The Story of Football from a village game to the world cup

William Sudell: the first great manager

William Sudell was the man most responsible for Preston’s success. He joined the club in 1867 and became manager in 1881.

Sudell wanted Preston North End to be the best team in the country. He brought in new Scottish players, including a defender called Nick Ross. Ross was perhaps the first player to think seriously about tactics in football.

Sudell and Ross made the other players think about the way they played. They even brought a blackboard into the dressing room before matches to plan how to beat the opposition.

Preston became known as ‘the Invincibles’ - because they almost never lost. In the three seasons between 1887 and 1890 they won the League three times and the Cup twice.

Football is not, however, a game in which any team remains invincible forever. Though they won the Cup again in 1938, Preston never again won the League. In 1961 they were relegated, and they have never returned to English football's top division.

Stolen Money

William Suddell was the first great football manager. He had turned a small club into the best football team in the England in seven years. In 1889 he became the Football Leagues first treasurer.

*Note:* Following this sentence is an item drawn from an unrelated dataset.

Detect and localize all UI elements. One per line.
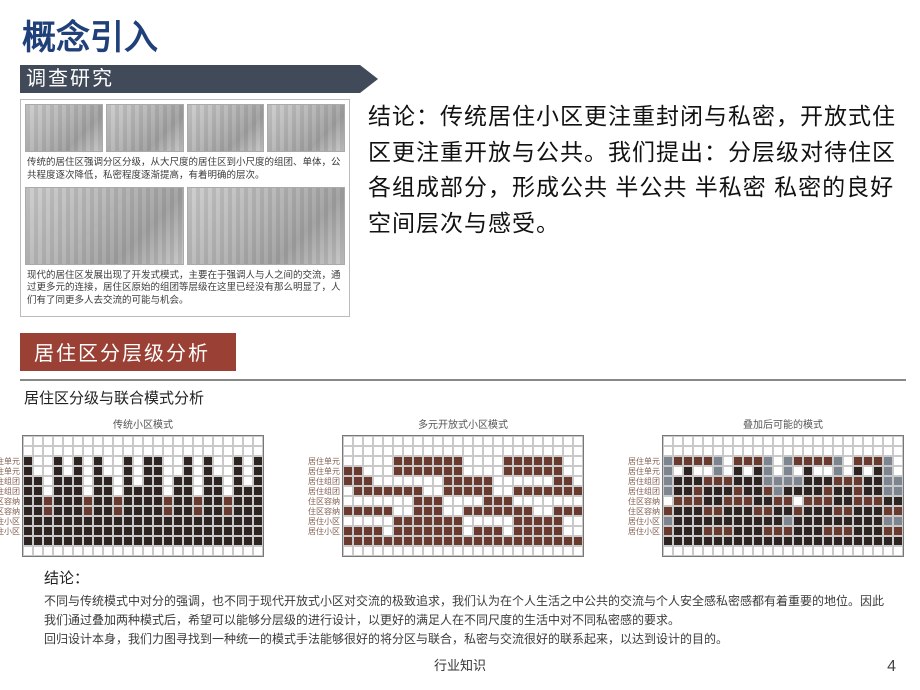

Sadly, the fall of William Sudell was almost as fast as his rise. In the early 1890s the mill he worked for got into financial trouble. Rumours started that Sudell had stolen money from his employer to pay the wages of Preston players.

In 1892 he left his job as League treasurer, and two years later he left Preston North End. In 1895 William Suddell was sent to prison for three years. He left prison in 1898 and went to South Africa. In South Africa he worked for a newspaper. He died there in 1911.